We found that GSPA is widely expressed in tissues where PPARα plays a regulatory role, such as liver, heart, and skeletal muscle. The dependence on PPARα ligand was less significant in the heart and skeletal muscle than in the liver, due to higher basal expression. GSPA is also expressed in 3T3-L1 cells, though apparently independent of differentiation. Hence, it is not clear whether PPARγ is involved in the regulation of GSPA expression in these cells. Thus, GSPA is possibly expressed in even other tissues, though the expression may not be activated by PPARs. On the other hand, we found significant expression of the GSPA protein product in 3T3-L1 adipocytes and preadipocytes. In the heart and liver, the protein abundance was much lower, despite the comparable mRNA levels. Thus, GSPA expression must also be regulated at a posttranscriptional level.
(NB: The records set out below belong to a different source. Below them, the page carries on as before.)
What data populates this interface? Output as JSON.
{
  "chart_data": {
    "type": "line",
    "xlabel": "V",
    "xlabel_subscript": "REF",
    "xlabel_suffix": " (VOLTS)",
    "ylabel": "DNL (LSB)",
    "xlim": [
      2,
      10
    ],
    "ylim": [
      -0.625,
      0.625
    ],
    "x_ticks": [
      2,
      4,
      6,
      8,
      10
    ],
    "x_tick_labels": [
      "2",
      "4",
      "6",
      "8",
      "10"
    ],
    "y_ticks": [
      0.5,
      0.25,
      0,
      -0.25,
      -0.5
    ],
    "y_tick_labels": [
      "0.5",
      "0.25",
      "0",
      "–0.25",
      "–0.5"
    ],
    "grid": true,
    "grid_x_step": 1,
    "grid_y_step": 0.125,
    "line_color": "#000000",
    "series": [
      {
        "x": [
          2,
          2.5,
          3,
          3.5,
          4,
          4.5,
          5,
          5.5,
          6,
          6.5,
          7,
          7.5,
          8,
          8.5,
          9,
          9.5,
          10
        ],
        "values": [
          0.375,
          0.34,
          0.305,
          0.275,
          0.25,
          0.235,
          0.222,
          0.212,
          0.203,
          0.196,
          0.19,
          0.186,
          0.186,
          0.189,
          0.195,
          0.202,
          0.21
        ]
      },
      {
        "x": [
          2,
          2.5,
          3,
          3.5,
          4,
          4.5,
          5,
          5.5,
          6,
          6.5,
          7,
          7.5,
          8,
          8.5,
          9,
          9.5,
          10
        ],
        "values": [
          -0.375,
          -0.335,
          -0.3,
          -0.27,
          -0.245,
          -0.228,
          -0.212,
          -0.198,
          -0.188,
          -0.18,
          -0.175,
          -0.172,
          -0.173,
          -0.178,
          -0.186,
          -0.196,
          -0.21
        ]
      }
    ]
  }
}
What would be the function of GSPA? In the GSPAp amino acid sequence, neither a known protein motif nor a predictable membrane-spanning domain was noted. A GFP-fused version of GSPAp expressed in HeLa cells were distributed throughout the cells, without accumulating in any subcellular compartments (data not shown), suggesting a cytosolic nature of the protein. Enrichment of GSPAp in 3T3-L1 cells over other tissues seems promising for the functional studies. It would be an interesting issue whether the abundant expression of GSPAp is characteristic in the adipocyte lineage. Other important questions would be how GSPAp expression is posttranscriptionally regulated, and whether the protein is accumulated in the liver, heart, and other tissues under specific conditions. It should be noted that, for the homologous human cDNAs, an even shorter protein sequence of 122 amino acid residues, 62% identical with the mouse sequence, is predicted, due to an in-frame stop codon at a more upstream position. Thus, it is questionable whether the function of GSPA is conserved in human. The function of GSPA should carefully be investigated also from an evolutionary point of view.